Watching DV on a PC
Bob writes, "I have a Canon Digital Video camera & a COMPAQ Presario laptop. Using a FireWire cable (4 pin) from camera to laptop I want to watch the video as my camera plays a tape. Can this be done & with what program? I use Pinnacle Studio 8 for video capture & editing, but I can only watch the video on a very small screen."
Windows XP natively supports video playback through Windows Explorer, which is achieved by connecting your camera and PC, clicking on the icon for your DV cam in Windows Explorer and pressing play on the DV cam. This delivers a similarly tiny image. Watching video played back from your camera prior to importing is something many video editing apps completely ignore. Almost every app offers a preview window during capture. A smaller subset, like Pinnacle Studio 8 and Windows Movie Maker support playback without capture by looking at that same tiny 320x240 (or smaller) preview pane. To get a bigger image you need to look outside of the video editing apps optimized for capturing footage from a DV cam and seek out an alternative solution.
One of the free solutions for doing this is based directly on source code Microsoft makes available to developers looking for ways to incorporate audio and video capture into third party applications. Microsoft uses something called DirectShow for much of the audio and video capability of Windows. As part of the functionality of DirectShow, they've exposed an application programming interface (API) to allow software developers to extend and make use of built-in DirectShow functionality. To give developers a head start, they also released the source code for some sample applications.
An independent developer compiled two of these sample apps and makes them available on his site for free download. The more limited of the two apps, DVApp, automatically detects the presence of a DV cam when launched and supports file playback in a window is virtually fullscreen at 800x600 resolution. A second more fully featured solution called AMCap supports true fullscreen playback at any screen resolution, with the requisite picture distortion if your video footage is of lower resolution than the monitor. Both apps include onscreen DV cam controls so you won't need to use the buttons on the DV cam. These apps do the trick, but don't offer a particularly elegant interface.
At the moment, I'm only aware of one other alternative that plays back DV directly from a digital video camera. The app PlayDV from River Past offers a clean user interface and is generally more reliable in it's playback of video from DV cams. PlayDV supports a variety of video playback sizes including fullscreen. Like DVApp and AMCap, PlayDV automatically detects your digital video camera when the application is launched, assuming you have the DV cam powered on and in playback mode.
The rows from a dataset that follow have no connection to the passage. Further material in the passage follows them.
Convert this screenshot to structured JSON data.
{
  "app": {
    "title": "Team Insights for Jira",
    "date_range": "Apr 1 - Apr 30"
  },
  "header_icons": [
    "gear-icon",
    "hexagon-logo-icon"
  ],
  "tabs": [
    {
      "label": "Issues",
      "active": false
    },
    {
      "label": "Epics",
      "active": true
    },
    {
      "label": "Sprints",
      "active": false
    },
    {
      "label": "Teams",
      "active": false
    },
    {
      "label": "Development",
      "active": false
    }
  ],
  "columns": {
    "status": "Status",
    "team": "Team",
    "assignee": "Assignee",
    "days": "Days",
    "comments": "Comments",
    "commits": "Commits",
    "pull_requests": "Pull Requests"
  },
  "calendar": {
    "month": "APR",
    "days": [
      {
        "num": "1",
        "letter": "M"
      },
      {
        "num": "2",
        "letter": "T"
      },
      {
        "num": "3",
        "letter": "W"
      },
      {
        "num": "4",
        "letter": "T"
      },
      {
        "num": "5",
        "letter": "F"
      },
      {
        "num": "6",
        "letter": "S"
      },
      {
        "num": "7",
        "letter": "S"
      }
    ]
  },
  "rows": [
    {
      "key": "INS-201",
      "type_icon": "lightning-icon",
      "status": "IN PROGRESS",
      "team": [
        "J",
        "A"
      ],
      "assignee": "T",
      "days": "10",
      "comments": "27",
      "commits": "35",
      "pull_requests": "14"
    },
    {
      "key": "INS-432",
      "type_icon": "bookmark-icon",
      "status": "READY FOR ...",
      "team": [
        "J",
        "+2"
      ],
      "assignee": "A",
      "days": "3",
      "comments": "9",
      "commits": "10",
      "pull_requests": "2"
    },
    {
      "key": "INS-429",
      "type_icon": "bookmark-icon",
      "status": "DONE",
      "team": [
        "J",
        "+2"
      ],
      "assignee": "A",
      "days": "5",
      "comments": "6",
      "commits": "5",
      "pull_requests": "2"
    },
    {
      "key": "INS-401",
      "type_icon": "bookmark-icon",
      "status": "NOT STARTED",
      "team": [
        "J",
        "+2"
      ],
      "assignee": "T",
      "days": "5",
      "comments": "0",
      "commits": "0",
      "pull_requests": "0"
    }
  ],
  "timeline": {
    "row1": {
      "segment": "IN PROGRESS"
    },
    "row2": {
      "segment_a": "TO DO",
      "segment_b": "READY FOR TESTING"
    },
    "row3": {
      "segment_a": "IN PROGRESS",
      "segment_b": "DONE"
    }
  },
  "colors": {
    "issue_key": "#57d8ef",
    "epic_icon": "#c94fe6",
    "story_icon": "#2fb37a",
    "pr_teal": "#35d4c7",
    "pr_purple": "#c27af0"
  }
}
On screen controls provide record, play, pause, fast forward, stop and rewind. PlayDV isn't free, but is reasonably priced at $19.99. A trial version of the app allows you to test all features but nags you to register after clicking any of the onscreen buttons.
Based on my own usage of the three options mentioned here, PlayDV offers the most consistent experience. AMCap and DVApp work, but sometimes flake out during the process of controlling the digital video camera from onscreen controls. A newer version of AMCap is supposedly on the way, so this may change in the near future. In the meantime, if you're willing to put up with a few hiccups now and then, go with one of the free solutions. If you have a few spare dollars to spend, PlayDV may be worth the improved UI and generally enhanced experience.